Unfortunately, you very rarely if ever read about the operational skill sets of the people behind a software company, and how they can address areas such as effective policy development and calculating shared risk.
Front and center on Ariba’s main landing page for example is the tag line “Better Commerce for Everyone – Introducing the Ariba Commerce Cloud,” as well as other technologically oriented links. If, as Smith’s article claims, only 14% of all companies process 60% of their spend through their eProcurement system, how important is technology or computing in the clouds?
After all virtualized or “cloud computing” architecture Evans reasoned, is really just “optimizing the use of infrastructure” and is therefore a commodity versus being an actual service. Therefore vendor expertise must shift from their technology to the very processes and operational realities of the procurement world they are seeking to serve.

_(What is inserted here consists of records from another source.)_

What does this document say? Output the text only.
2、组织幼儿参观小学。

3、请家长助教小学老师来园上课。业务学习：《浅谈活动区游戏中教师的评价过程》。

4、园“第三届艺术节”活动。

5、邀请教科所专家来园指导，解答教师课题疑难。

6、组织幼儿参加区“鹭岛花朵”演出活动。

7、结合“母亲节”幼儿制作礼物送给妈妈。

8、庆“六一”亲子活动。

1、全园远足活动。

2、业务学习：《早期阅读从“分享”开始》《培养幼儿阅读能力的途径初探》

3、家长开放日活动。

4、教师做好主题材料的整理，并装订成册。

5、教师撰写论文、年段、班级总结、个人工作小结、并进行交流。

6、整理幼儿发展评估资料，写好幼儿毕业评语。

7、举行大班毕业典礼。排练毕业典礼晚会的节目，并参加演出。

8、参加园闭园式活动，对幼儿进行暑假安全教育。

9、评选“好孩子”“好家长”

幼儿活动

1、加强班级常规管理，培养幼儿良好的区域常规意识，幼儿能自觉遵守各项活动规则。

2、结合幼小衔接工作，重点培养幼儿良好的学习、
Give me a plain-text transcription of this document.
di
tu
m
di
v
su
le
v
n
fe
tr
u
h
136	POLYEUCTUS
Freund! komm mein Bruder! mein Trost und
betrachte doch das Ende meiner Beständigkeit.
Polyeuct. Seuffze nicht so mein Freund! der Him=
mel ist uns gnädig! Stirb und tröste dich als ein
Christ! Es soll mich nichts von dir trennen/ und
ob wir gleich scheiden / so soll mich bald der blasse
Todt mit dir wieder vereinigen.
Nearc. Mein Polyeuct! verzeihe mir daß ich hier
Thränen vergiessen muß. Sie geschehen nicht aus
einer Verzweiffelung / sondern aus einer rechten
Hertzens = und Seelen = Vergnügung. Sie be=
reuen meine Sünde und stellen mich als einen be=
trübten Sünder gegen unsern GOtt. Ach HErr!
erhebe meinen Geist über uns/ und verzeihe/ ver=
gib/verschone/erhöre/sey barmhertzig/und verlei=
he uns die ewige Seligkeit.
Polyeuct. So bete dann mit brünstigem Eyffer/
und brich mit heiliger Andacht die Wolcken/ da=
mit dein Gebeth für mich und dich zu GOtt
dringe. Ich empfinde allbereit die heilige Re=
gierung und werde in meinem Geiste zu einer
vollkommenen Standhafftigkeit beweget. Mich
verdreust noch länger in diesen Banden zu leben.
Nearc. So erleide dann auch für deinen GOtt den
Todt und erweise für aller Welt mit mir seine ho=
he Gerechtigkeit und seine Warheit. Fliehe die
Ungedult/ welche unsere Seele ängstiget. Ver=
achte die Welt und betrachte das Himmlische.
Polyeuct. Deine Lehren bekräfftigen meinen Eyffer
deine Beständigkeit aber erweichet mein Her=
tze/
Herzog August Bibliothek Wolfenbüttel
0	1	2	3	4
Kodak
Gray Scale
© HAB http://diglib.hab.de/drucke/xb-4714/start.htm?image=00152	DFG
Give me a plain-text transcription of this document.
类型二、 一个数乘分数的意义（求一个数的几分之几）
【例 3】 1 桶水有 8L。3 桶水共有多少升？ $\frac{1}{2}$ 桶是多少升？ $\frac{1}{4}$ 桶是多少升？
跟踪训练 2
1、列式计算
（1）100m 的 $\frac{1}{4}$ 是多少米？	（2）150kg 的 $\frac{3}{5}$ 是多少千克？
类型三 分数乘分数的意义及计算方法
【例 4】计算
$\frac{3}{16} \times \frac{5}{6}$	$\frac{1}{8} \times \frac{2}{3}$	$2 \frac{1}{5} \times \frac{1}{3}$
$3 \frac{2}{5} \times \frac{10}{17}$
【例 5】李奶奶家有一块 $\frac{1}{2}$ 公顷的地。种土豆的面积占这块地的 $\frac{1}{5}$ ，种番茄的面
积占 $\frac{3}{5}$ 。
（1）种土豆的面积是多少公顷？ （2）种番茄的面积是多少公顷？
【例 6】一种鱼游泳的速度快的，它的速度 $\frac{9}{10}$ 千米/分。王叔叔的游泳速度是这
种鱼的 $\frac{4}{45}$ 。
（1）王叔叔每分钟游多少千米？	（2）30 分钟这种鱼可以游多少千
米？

Given that eProcurement technology has done little to reverse the decline in supplier bid participation, instead of asking for technological specifications, end-user clients are going to start examining and comparing the purchasing skill sets of individual software vendors. This will include areas like category, supplier and market expertise, as well as contracts and pricing knowledge.
To sum it all up, don’t tell me what your technology can do for me, tell me what you can do in terms of providing the expertise to create contracts that are balanced and effective at delivering a best result outcome for all stakeholders. This alone, is the all important first step to improving supplier engagement and participation.
How you get there technologically is largely irrelevant.